Stopgaps or Solutions?
Dr. Woodward sees the need for a universal effort to solve the problem of hospital crowding and emergency department diversions.

"We all have to work on this," he notes. "We've allowed the resources to dwindle well below what's needed to meet demand. It's going to be everybody's task to figure this out over the next couple of years."

Dr. Iseke believes that the MMS can and should take a leading role in determining a solution to overcrowded hospitals. "We must educate the public and our legislators on the fact that a lack of resources in our hospitals limits access to medical care."

The ultimate goal of the Litvak study is to bring more efficiency and better utilization of all hospital resources to bear for the well-being of the patient. "Better management decisions will improve the quality of clinical care," insists Dr. Litvak.

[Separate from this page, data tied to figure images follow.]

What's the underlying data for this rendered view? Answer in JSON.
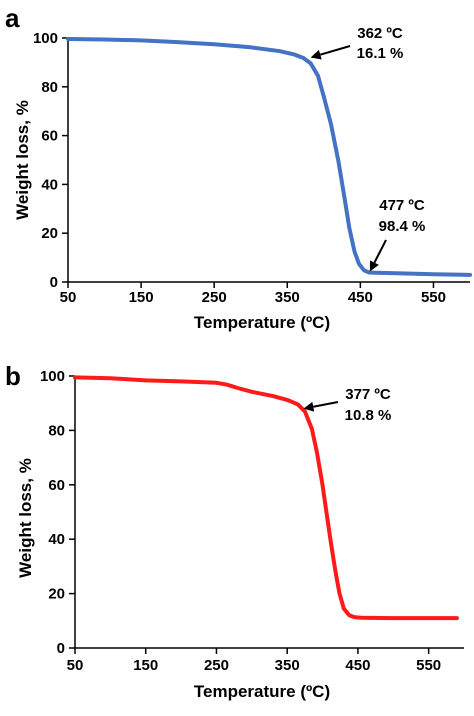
{
  "chart_data": [
    {
      "type": "line",
      "panel_label": "a",
      "xlabel": "Temperature (ºC)",
      "ylabel": "Weight loss, %",
      "xlim": [
        50,
        600
      ],
      "ylim": [
        0,
        100
      ],
      "xticks": [
        50,
        150,
        250,
        350,
        450,
        550
      ],
      "yticks": [
        0,
        20,
        40,
        60,
        80,
        100
      ],
      "grid": false,
      "series": [
        {
          "color": "#4472c4",
          "x": [
            50,
            100,
            150,
            200,
            250,
            300,
            340,
            360,
            372,
            382,
            392,
            400,
            410,
            420,
            428,
            435,
            442,
            448,
            455,
            462,
            470,
            500,
            550,
            600
          ],
          "y": [
            99.6,
            99.4,
            99.0,
            98.3,
            97.4,
            96.2,
            94.6,
            93.2,
            91.8,
            89.6,
            84.5,
            76.0,
            64.5,
            49.5,
            35.0,
            22.0,
            12.5,
            7.5,
            4.8,
            3.9,
            3.8,
            3.6,
            3.2,
            2.9
          ]
        }
      ],
      "annotations": [
        {
          "line1": "362 ºC",
          "line2": "16.1 %",
          "arrow_to_x": 382,
          "arrow_to_y": 92
        },
        {
          "line1": "477 ºC",
          "line2": "98.4 %",
          "arrow_to_x": 463,
          "arrow_to_y": 4.3
        }
      ]
    },
    {
      "type": "line",
      "panel_label": "b",
      "xlabel": "Temperature (ºC)",
      "ylabel": "Weight loss, %",
      "xlim": [
        50,
        600
      ],
      "ylim": [
        0,
        100
      ],
      "xticks": [
        50,
        150,
        250,
        350,
        450,
        550
      ],
      "yticks": [
        0,
        20,
        40,
        60,
        80,
        100
      ],
      "grid": false,
      "series": [
        {
          "color": "#ff1a1a",
          "x": [
            50,
            100,
            150,
            200,
            250,
            265,
            280,
            300,
            330,
            350,
            365,
            375,
            385,
            392,
            400,
            406,
            412,
            418,
            424,
            430,
            438,
            446,
            455,
            500,
            550,
            590
          ],
          "y": [
            99.5,
            99.2,
            98.4,
            98.0,
            97.5,
            96.8,
            95.6,
            94.2,
            92.6,
            91.2,
            89.6,
            87.0,
            80.5,
            72.0,
            60.0,
            49.0,
            38.5,
            28.5,
            20.0,
            14.5,
            12.0,
            11.3,
            11.1,
            11.0,
            11.0,
            11.0
          ]
        }
      ],
      "annotations": [
        {
          "line1": "377 ºC",
          "line2": "10.8 %",
          "arrow_to_x": 373,
          "arrow_to_y": 88
        }
      ]
    }
  ],
  "colors": {
    "axis": "#000000",
    "series_a": "#4472c4",
    "series_b": "#ff1a1a"
  }
}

Dr. McManus expresses it best from a time-management perspective. "The overall principle here is that when flow patterns are not erratic, you are more efficient," he says.

No one, however, appears optimistic that overcrowding of our hospitals will end any time soon.

"The demands brought on by an aging population are going to expand exponentially over the next 10 to 15 years," predicts Dr. Woodward. "We have already surpassed the end point of the [health care] system's ability to handle demand. We now have to somehow maximize the resources that exist in the system."